To avoid this, you need to keep at least one pointer to the instance somewhere else. I have created a static set to keep all the pointers, it looks like this:
private static Set<MediaPlayer> activePlayers = new HashSet<MediaPlayer>();
Then creation of the media player is following:
MediaPlayer player = MediaPlayer.create(context, context.getResources().getIdentifier(id, "raw", pkg));
activePlayers.add(player);
player.setOnCompletionListener(releaseOnFinishListener);
player.start();
Where releaseOnFinishListener is a listener that releases the media player on finish just like yours but also removes the pointer from the activePlayers set:
MediaPlayer.OnCompletionListener releaseOnFinishListener = new MediaPlayer.OnCompletionListener() {
public void onCompletion(MediaPlayer mp) {
mp.release();
activePlayers.remove(mp);
}
};
I hope this helps you.
well I had the same problems in one project and is because in KindleFire the sounds cut before finish so to fix that (with the release) I added a delay in the release:
mpNum.setOnCompletionListener(new MediaPlayer.OnCompletionListener()
{
public void onCompletion(MediaPlayer mp)
{
// Add a handler delay
new Timer().schedule(new TimerTask() {
@Override
public void run() {
mp.release();
}
}, DELAY_TIME);
}
});
It's not the best solution but I think that maybe will help you.
I've read that the SoundPool class is more suited to short sounds like this than MediaPlayer, but that's probably not the issue.
Can you also post the code for your click handler?

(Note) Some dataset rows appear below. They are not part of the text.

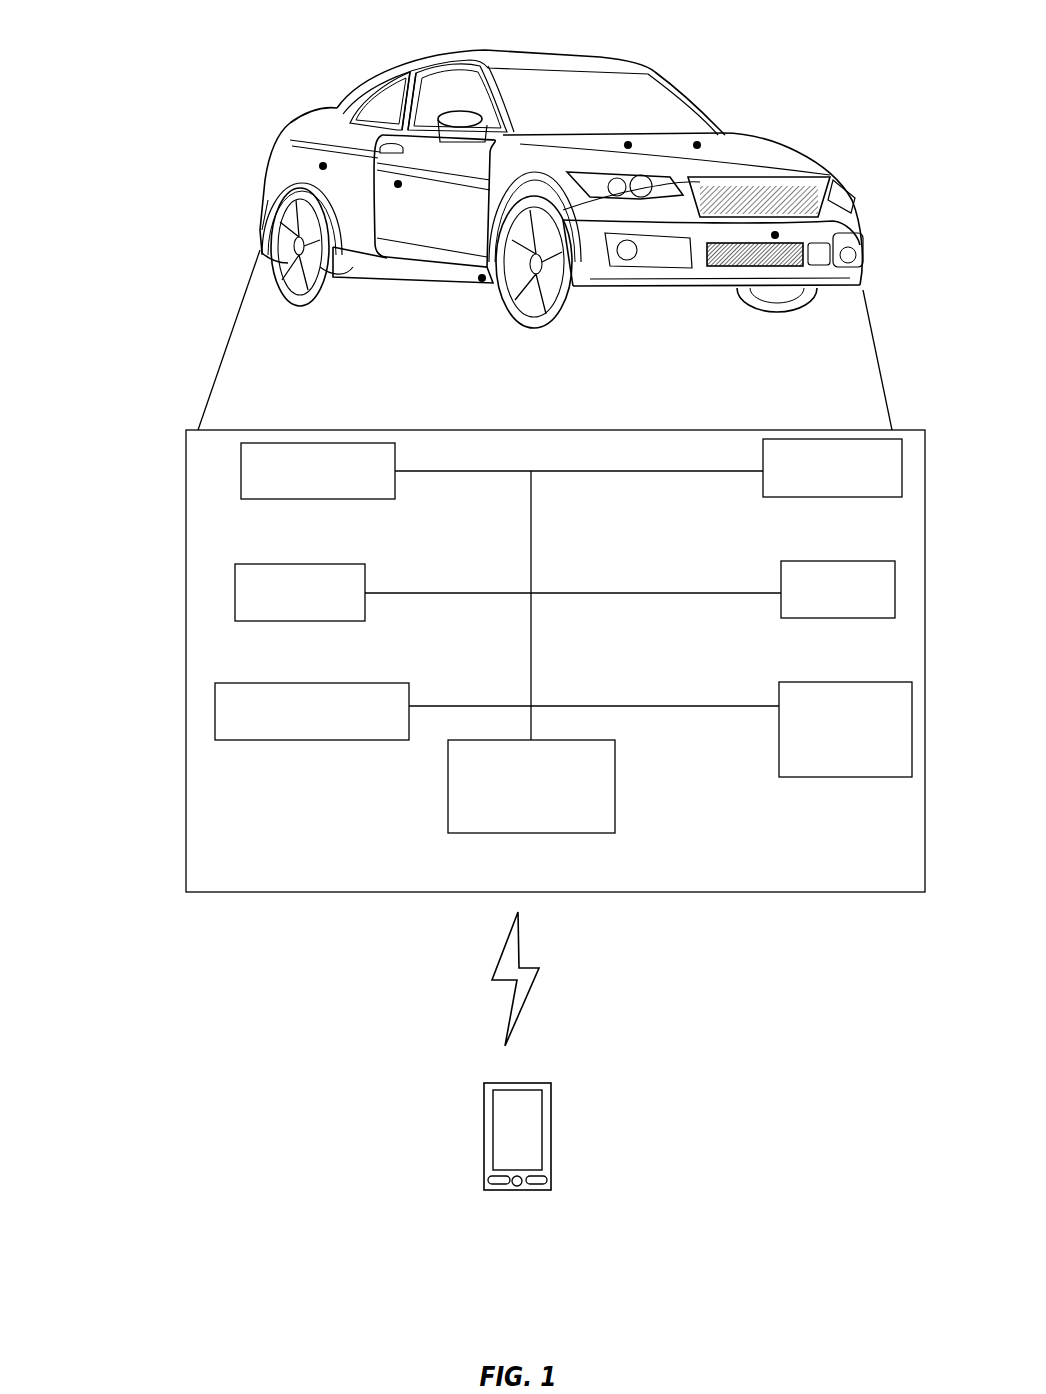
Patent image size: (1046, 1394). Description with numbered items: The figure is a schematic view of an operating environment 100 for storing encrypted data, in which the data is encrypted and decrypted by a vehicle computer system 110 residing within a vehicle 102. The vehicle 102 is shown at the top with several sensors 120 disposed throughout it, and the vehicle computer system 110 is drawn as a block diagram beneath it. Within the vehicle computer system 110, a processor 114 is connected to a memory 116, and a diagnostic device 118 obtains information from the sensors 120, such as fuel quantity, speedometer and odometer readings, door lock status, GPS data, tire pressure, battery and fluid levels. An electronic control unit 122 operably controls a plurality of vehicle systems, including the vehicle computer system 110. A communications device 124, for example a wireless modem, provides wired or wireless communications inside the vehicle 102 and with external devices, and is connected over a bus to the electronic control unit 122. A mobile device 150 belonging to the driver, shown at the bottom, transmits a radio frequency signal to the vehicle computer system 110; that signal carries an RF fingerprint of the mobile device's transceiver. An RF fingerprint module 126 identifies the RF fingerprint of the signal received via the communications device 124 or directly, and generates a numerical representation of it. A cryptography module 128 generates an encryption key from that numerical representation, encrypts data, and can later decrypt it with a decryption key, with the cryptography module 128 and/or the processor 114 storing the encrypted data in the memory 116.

The operating environment 100 is at (131, 55).
The vehicle 102 is at (335, 103).
The vehicle computer system 110 is at (350, 416).
The processor 114 is at (318, 501).
The memory 116 is at (833, 499).
The diagnostic device 118 is at (316, 623).
The sensors 120 is at (323, 166).
The electronic control unit 122 is at (845, 621).
The communications device 124 is at (313, 743).
The RF fingerprint module 126 is at (843, 786).
The cryptography module 128 is at (537, 843).
The mobile device 150 is at (483, 1105).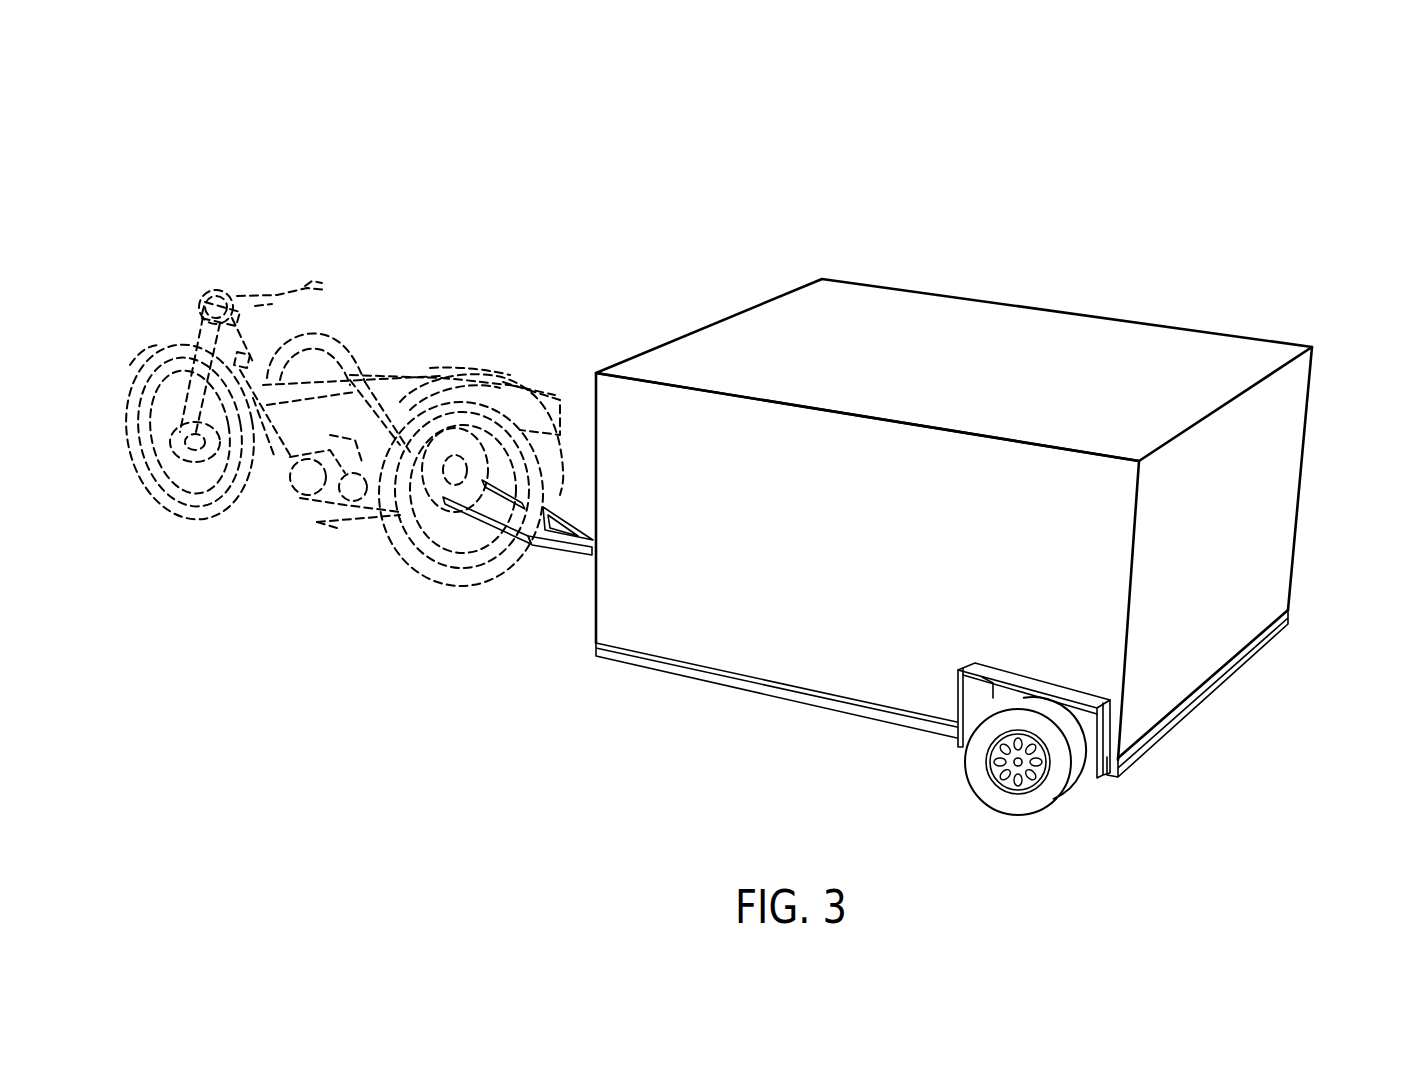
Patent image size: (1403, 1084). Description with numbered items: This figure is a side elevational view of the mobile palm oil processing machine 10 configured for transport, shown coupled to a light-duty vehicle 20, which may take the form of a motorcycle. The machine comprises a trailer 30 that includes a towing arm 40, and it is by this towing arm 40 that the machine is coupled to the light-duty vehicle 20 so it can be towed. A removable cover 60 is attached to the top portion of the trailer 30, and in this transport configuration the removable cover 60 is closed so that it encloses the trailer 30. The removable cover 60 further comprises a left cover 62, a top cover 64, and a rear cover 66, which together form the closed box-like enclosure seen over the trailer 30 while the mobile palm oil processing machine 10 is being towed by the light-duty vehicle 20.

The mobile palm oil processing machine 10 is at (1048, 103).
The light-duty vehicle 20 is at (330, 333).
The trailer 30 is at (777, 692).
The towing arm 40 is at (517, 557).
The removable cover 60 is at (995, 300).
The left cover 62 is at (766, 580).
The top cover 64 is at (1085, 375).
The rear cover 66 is at (1243, 502).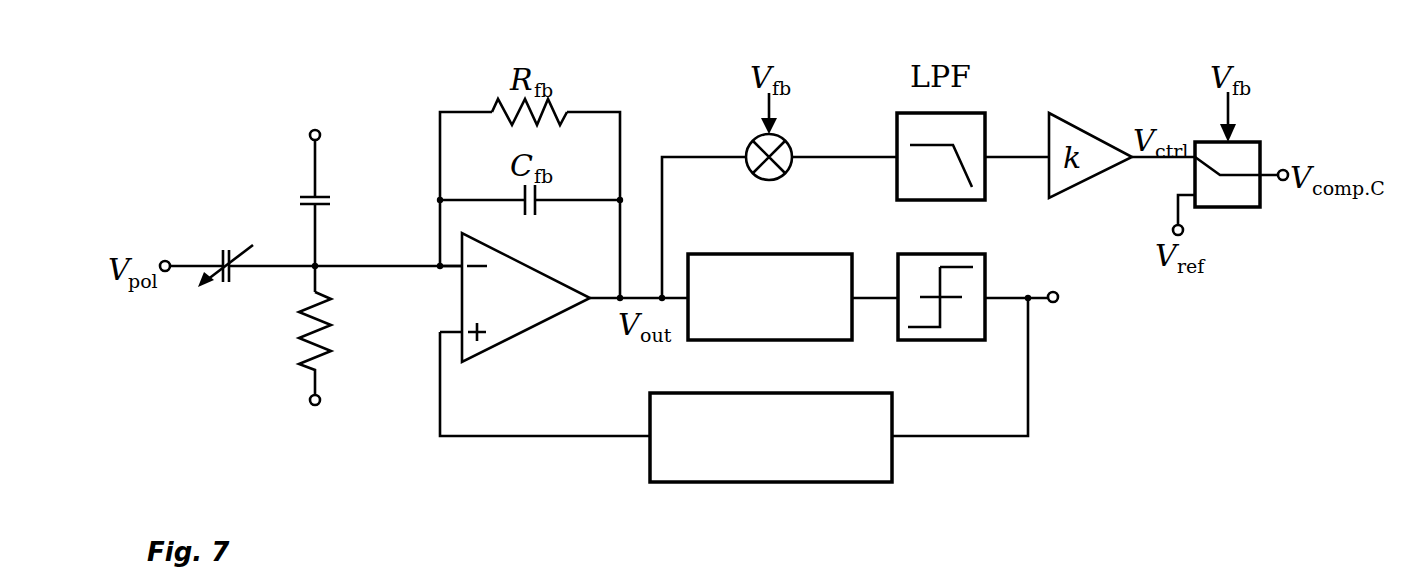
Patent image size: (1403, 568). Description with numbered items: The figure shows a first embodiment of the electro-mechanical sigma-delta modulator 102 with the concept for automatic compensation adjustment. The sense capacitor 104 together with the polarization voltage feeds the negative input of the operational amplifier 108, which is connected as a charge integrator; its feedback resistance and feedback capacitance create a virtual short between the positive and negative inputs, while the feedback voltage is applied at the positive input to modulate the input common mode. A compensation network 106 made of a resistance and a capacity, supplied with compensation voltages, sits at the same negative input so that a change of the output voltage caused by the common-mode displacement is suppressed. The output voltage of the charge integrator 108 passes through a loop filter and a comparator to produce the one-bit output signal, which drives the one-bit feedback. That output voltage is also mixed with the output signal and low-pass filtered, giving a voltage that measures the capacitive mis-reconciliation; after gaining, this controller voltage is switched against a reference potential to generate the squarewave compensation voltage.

The electro-mechanical sigma-delta modulator 102 is at (1100, 418).
The sense capacitor 104 is at (223, 245).
The compensation network 106 is at (343, 271).
The operational amplifier 108 is at (525, 332).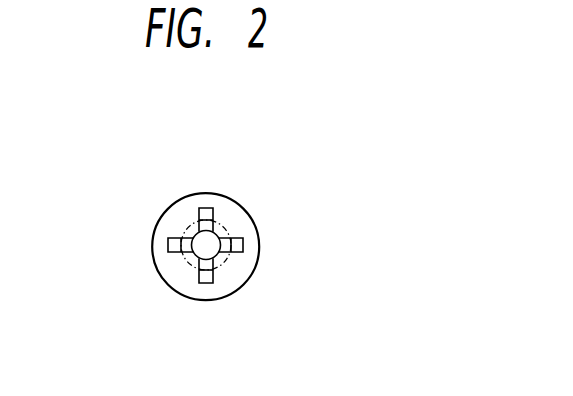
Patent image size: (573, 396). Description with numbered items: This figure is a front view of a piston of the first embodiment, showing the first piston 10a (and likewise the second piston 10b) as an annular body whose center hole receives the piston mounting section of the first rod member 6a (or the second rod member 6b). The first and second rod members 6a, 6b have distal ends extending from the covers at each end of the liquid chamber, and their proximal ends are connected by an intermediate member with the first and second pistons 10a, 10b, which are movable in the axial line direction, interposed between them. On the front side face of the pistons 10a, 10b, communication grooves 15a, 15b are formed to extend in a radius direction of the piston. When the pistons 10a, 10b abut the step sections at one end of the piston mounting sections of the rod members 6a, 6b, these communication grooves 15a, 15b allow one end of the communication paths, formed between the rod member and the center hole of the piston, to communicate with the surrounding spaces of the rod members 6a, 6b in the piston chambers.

The first rod member 6a is at (162, 201).
The second rod member 6b is at (188, 227).
The first piston 10a is at (186, 279).
The second piston 10b is at (175, 274).
The communication groove 15a is at (270, 238).
The communication groove 15b is at (207, 212).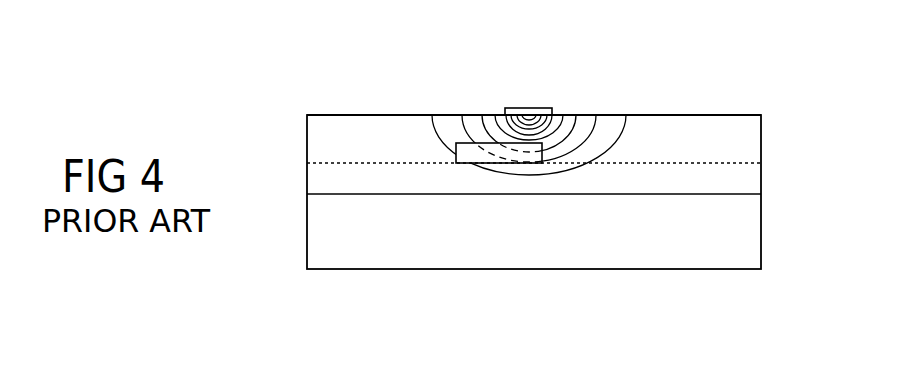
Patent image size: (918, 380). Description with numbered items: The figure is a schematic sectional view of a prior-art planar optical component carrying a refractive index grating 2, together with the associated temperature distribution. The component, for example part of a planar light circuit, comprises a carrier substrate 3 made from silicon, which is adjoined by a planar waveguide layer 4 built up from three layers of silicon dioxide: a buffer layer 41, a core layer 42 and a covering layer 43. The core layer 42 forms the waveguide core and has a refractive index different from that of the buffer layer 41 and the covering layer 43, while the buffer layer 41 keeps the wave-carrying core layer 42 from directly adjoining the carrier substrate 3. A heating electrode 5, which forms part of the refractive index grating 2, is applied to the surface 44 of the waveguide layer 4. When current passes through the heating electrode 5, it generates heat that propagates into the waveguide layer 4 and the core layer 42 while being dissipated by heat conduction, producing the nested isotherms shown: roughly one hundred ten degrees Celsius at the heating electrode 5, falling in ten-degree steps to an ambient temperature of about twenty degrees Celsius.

The refractive index grating 2 is at (583, 113).
The carrier substrate 3 is at (750, 227).
The planar waveguide layer 4 is at (763, 143).
The heating electrode 5 is at (532, 107).
The buffer layer 41 is at (330, 175).
The core layer 42 is at (470, 150).
The covering layer 43 is at (335, 137).
The surface 44 is at (685, 113).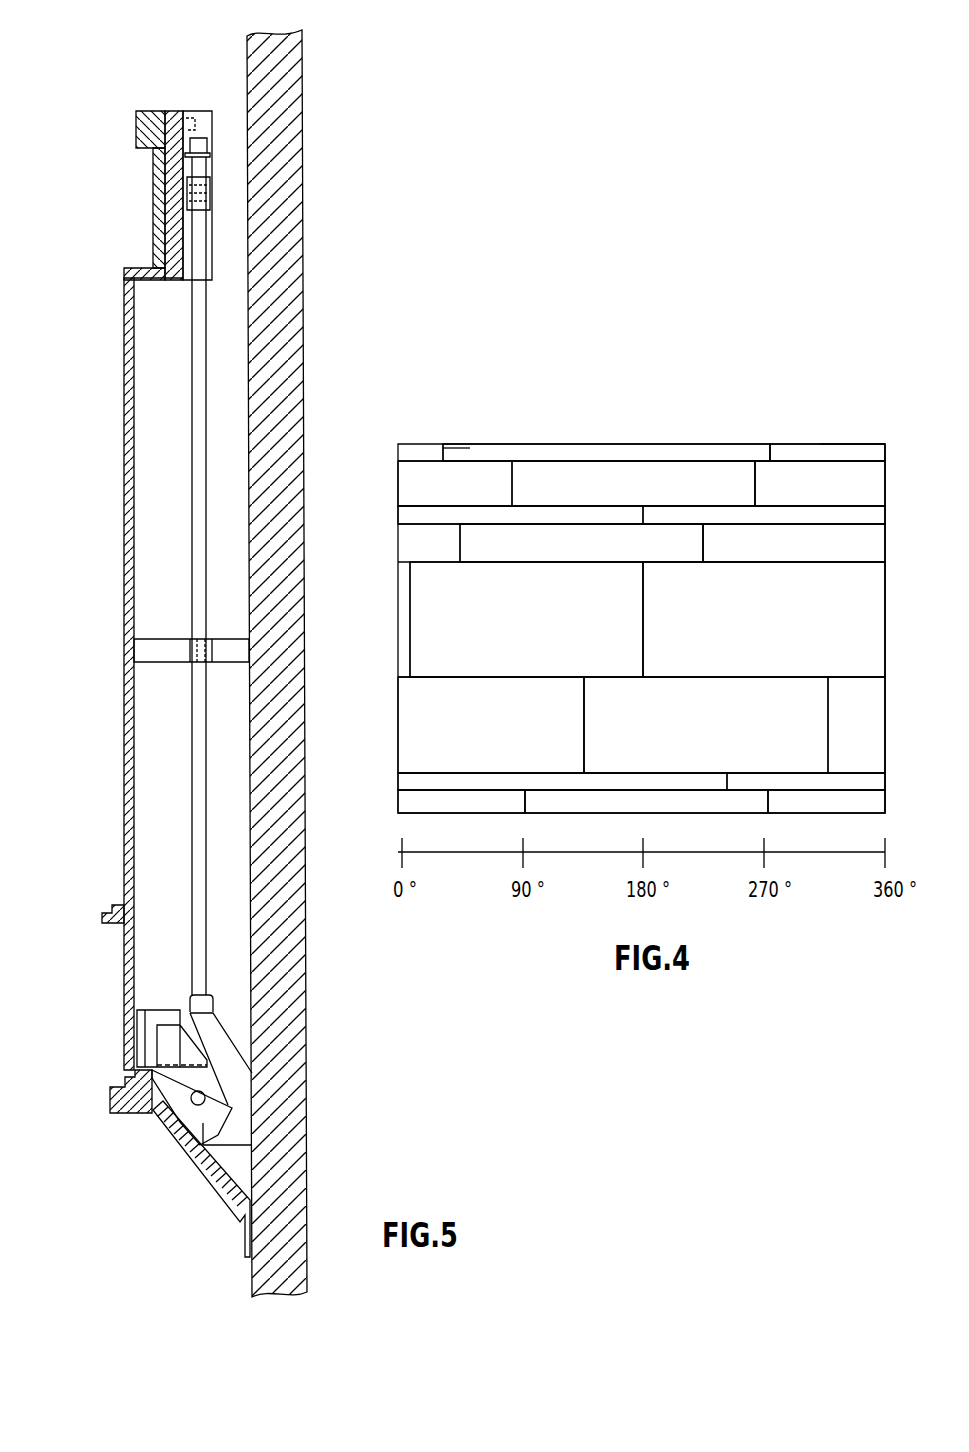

Also, I'd recommend rather than releasing and regaining MediaPlayer instances, use one MediaPlayer instance, and just follow the typical reset(), setDataSource(), prepare(), start() sequence whenever you need to reuse it. It'll be more efficient than constructing a new instance every time. i.e. :
MediaPlayer mp = new MediaPlayer();
AssetFileDescriptor afd = getResources().openRawResourceFd(R.raw.sound1);
mp.setDataSource(afd.getFileDescriptor(), afd.getStartOffset(), afd.getLength();
mp.prepare();
mp.start();
//to reuse
mp.reset();
afd = getResources().openRawResourceFd(R.raw.sound2);
mp.setDataSource(afd.getFileDescriptor(), afd.getStartOffset(), afd.getLength();
mp.prepare();
mp.start();
I had this issue and solved it making my MediaPlayer object private, so the garbage collector doesn't clean the instance. Hope it helps somebody!